How to Build a Reliable Kafka Data Processing Pipeline, Focusing on Contention, Uptime and Latency

10 Feb 2024 · 2 years ago

System Overview

The company sends around 13 billion push notifications daily and had a team of 10 engineers to manage the backend.
The original system used synchronous PostgreSQL writes, blocking the HTTP request until the write completed.
Traffic spikes occurred at specific times (hourly and half-hourly) due to customers scheduling notifications.

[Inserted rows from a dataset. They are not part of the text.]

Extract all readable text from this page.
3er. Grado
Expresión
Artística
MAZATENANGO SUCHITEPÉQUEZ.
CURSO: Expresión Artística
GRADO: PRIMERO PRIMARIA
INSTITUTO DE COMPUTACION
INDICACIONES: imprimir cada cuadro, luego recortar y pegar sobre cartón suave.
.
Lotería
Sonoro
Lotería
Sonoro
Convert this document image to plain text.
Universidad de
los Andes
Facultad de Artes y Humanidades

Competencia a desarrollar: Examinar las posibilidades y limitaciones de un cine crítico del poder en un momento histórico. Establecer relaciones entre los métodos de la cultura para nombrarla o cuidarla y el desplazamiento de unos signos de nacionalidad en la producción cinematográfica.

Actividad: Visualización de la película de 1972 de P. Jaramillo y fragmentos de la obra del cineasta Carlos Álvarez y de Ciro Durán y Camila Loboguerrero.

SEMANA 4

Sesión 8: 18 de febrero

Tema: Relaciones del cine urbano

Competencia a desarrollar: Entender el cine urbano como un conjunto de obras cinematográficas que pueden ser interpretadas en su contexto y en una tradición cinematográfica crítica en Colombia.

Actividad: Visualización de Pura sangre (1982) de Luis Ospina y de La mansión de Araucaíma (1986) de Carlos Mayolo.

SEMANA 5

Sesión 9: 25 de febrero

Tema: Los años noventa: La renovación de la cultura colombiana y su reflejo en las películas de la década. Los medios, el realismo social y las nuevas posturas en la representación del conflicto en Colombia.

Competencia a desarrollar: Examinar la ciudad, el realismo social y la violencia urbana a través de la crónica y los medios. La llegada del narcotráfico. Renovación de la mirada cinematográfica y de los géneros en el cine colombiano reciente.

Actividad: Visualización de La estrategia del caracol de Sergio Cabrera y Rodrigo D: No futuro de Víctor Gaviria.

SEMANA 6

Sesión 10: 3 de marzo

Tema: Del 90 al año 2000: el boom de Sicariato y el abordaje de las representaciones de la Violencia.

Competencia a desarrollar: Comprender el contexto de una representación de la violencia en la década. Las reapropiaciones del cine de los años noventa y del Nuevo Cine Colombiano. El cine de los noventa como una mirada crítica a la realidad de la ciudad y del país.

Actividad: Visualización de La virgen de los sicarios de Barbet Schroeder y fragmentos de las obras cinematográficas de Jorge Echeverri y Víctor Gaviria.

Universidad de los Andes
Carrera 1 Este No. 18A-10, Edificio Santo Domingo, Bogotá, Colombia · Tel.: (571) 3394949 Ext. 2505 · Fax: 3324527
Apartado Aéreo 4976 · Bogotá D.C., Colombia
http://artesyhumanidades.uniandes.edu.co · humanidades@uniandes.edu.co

Introduced a layer of queuing using Apache Kafka, making the system asynchronous.
Kafka is a distributed streaming platform that uses topics to logically group messages.
Each message in a topic has a numerical ID called an offset that starts at zero and increases over time.
Consumers pull messages from Kafka topics and process them.
Partitions are numbered logs of messages within a topic that can be consumed independently by multiple instances of a consumer.
Subpartition processing is a technique used to process Kafka messages concurrently within each partition in memory, allowing for increased concurrency and flexibility.
Created more CUs (queues) to ensure updates for the same row are processed concurrently.
Added a cap on the number of messages each consumer instance can hold in memory to prevent overloading.

Observed high lag and low CPU usage, contradicting expectations.
Implemented centralized logging to gain more observability.
Discovered that a single customer (Closely) was dominating the updates, with a single row ID receiving constant incompatible updates.
Identified that the updates were related to the "set email" method in the SDK, which was causing 4.8 million user updates to be mirrored to a single record.
Updates to the closely app admin record were skipped, and limits were implemented to prevent customers from linking too many records together.

Shifting intensive API workloads to asynchronous workers reduces operational burden.
Subpartition queuing increases consumer currency.
Centralized observability is crucial in tracking down issues.
Customers can be more creative than engineering, design, and product teams in finding unexpected use cases.